“As far as we know, there is nothing like it in Earth orbit so far,” says Holger Hermanns, professor of Computer Science at Saarland University. In collaboration with his doctoral student Gilles Nies and student Marvin Stenger, Hermanns has developed a procedure that allows for far more accurate predictions of the amount of battery power needed for a particular operation in space.
Until now, space logisticians have tended to plan with overly large and heavy batteries, conceding valuable space needed for other equipment and experiments. “Amongst other things, not enough attention has been paid to the recovery effect, a phenomenon well-known from mobile phones. If the phone dies due to an empty battery, it often takes just a few minutes of waiting, then you can turn the phone back on again and use it, for a short time at least,” Hermanns says. The new battery model can be used to monitor the exact amount of energy currently available, and determine how much of it is present in chemically bound form, that is, not immediately usable. This lets the computer scientists calculate the probability of the battery being discharged at any given moment.
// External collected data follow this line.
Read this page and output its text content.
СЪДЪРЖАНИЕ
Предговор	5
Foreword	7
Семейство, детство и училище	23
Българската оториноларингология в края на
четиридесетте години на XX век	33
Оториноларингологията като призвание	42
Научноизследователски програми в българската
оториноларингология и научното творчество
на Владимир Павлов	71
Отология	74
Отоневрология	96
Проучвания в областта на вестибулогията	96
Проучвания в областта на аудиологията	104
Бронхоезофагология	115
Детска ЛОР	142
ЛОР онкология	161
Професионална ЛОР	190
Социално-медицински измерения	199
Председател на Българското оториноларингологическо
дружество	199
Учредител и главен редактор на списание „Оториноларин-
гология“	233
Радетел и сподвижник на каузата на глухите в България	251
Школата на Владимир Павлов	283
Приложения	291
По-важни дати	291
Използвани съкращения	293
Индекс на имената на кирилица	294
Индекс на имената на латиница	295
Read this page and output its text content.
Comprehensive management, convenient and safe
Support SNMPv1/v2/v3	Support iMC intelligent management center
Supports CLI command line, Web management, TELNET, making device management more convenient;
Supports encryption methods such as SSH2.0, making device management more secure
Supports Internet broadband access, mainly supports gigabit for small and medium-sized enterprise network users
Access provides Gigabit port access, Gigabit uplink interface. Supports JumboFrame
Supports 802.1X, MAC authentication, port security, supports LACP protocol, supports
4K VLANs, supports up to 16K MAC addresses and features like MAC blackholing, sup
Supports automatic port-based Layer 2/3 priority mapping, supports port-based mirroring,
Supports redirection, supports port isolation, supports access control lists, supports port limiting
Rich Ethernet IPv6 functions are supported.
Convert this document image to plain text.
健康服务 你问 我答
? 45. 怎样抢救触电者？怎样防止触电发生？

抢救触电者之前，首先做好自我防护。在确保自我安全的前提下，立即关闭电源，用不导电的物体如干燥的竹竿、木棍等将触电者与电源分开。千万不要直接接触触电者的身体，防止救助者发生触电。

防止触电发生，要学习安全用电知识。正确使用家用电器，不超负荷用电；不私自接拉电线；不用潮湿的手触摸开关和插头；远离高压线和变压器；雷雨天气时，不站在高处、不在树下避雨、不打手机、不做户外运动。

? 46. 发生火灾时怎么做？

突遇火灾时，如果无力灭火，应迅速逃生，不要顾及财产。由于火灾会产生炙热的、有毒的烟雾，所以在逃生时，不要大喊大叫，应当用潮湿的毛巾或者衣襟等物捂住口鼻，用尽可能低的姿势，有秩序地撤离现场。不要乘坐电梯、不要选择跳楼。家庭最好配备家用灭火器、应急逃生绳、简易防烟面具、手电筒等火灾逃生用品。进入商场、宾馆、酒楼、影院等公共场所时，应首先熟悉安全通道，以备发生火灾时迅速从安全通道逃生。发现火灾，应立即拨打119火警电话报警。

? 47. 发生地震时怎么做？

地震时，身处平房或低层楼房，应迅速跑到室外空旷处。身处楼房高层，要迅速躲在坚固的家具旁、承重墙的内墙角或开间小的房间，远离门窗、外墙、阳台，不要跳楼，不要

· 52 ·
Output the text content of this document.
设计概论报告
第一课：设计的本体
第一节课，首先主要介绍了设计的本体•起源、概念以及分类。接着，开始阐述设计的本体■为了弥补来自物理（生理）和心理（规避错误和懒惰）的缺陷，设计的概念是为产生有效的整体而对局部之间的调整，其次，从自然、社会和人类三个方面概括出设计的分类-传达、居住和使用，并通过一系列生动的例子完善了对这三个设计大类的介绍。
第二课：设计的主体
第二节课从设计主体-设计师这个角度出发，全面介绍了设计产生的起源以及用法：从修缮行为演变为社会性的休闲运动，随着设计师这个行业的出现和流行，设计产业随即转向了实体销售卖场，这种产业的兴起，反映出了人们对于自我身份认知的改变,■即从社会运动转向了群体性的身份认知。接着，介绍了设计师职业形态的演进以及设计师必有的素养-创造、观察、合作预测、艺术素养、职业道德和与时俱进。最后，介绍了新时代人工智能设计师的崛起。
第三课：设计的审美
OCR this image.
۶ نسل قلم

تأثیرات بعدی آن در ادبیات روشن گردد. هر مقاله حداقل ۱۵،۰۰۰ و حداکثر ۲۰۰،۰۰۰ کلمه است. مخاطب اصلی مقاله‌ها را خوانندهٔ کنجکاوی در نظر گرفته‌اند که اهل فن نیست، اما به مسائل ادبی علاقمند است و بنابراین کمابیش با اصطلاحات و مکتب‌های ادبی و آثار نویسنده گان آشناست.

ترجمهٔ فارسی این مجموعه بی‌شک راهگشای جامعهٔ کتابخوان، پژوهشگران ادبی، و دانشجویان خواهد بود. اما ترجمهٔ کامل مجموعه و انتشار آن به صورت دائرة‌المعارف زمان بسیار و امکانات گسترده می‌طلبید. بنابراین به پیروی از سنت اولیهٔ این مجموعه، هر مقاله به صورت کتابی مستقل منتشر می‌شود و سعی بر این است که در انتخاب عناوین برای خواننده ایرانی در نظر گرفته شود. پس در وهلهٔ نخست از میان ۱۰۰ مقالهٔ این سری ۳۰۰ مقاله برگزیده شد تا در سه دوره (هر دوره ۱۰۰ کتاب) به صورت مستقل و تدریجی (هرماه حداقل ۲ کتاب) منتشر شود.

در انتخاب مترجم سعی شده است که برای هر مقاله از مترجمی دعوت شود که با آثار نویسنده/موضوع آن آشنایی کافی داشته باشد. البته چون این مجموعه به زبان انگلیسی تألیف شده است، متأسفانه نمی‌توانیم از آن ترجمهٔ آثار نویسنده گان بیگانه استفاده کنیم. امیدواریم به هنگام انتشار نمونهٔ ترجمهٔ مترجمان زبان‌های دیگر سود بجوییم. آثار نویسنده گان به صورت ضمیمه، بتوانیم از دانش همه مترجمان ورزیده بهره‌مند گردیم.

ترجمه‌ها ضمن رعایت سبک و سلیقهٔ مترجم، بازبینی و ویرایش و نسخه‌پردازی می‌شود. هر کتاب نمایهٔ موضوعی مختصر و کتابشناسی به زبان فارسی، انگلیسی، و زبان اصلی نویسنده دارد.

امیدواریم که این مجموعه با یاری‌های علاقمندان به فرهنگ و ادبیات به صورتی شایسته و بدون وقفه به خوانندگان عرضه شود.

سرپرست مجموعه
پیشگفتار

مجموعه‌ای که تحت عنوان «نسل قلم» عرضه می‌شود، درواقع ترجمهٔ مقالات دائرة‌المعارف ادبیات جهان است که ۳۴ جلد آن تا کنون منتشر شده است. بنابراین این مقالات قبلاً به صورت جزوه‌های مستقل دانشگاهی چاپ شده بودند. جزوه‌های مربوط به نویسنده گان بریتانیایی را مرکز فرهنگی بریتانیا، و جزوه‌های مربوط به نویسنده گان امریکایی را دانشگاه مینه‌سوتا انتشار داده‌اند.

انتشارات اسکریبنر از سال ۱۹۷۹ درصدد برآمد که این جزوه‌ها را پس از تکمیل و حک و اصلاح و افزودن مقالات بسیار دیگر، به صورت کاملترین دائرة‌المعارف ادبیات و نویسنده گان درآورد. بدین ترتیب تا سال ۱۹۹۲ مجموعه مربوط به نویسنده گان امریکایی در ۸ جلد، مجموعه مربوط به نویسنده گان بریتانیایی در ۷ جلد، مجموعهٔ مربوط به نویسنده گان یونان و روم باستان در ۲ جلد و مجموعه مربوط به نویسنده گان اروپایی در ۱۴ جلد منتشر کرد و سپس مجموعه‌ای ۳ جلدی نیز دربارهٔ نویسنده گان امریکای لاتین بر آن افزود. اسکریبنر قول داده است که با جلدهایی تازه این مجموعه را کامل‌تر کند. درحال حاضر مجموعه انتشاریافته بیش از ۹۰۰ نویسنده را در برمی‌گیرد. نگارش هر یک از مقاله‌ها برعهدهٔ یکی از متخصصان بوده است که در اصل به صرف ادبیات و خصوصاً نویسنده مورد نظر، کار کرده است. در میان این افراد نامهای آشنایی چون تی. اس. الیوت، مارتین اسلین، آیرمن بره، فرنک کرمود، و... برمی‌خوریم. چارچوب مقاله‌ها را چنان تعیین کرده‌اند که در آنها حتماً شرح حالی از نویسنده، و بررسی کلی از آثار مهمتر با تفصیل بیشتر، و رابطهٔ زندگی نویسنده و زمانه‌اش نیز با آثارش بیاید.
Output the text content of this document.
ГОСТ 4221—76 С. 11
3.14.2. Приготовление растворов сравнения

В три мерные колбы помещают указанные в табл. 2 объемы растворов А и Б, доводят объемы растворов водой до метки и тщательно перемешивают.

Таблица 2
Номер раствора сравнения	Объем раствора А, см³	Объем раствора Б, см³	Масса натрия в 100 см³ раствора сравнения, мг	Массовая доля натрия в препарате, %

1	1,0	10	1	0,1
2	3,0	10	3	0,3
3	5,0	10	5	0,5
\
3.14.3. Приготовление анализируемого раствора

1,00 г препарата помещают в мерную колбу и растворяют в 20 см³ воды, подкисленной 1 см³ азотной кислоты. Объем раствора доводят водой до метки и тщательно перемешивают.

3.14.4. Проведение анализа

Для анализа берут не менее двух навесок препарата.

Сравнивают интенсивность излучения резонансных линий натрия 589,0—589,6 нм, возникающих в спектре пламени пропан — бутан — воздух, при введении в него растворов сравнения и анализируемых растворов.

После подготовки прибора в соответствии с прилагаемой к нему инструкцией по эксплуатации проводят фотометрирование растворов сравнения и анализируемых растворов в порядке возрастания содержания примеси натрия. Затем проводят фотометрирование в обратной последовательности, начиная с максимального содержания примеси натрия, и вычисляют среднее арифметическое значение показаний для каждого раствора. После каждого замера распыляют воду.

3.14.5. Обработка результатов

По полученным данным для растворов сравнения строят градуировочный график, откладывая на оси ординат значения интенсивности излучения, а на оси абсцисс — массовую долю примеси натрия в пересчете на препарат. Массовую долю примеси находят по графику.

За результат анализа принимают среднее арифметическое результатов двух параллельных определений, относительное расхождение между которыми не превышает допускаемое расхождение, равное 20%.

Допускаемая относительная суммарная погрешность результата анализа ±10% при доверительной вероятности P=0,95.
The Saarbruecken computer scientists’ findings can also be applied on Earth. “Batteries are ubiquitous — and a good battery model helps in a lot of situations,” says Holger Hermanns. Consider, for instance, the energy demands of an electric car: “So far, we could only answer the following question: Under ideal conditions, will the battery charge be enough for this electric car to make it to Frankfurt Airport? Now we can see whether the air conditioning system can be operated in such a way that you have a chance greater than 99 percent at all times to make it to your plane in time with the current charge”, explains Hermanns.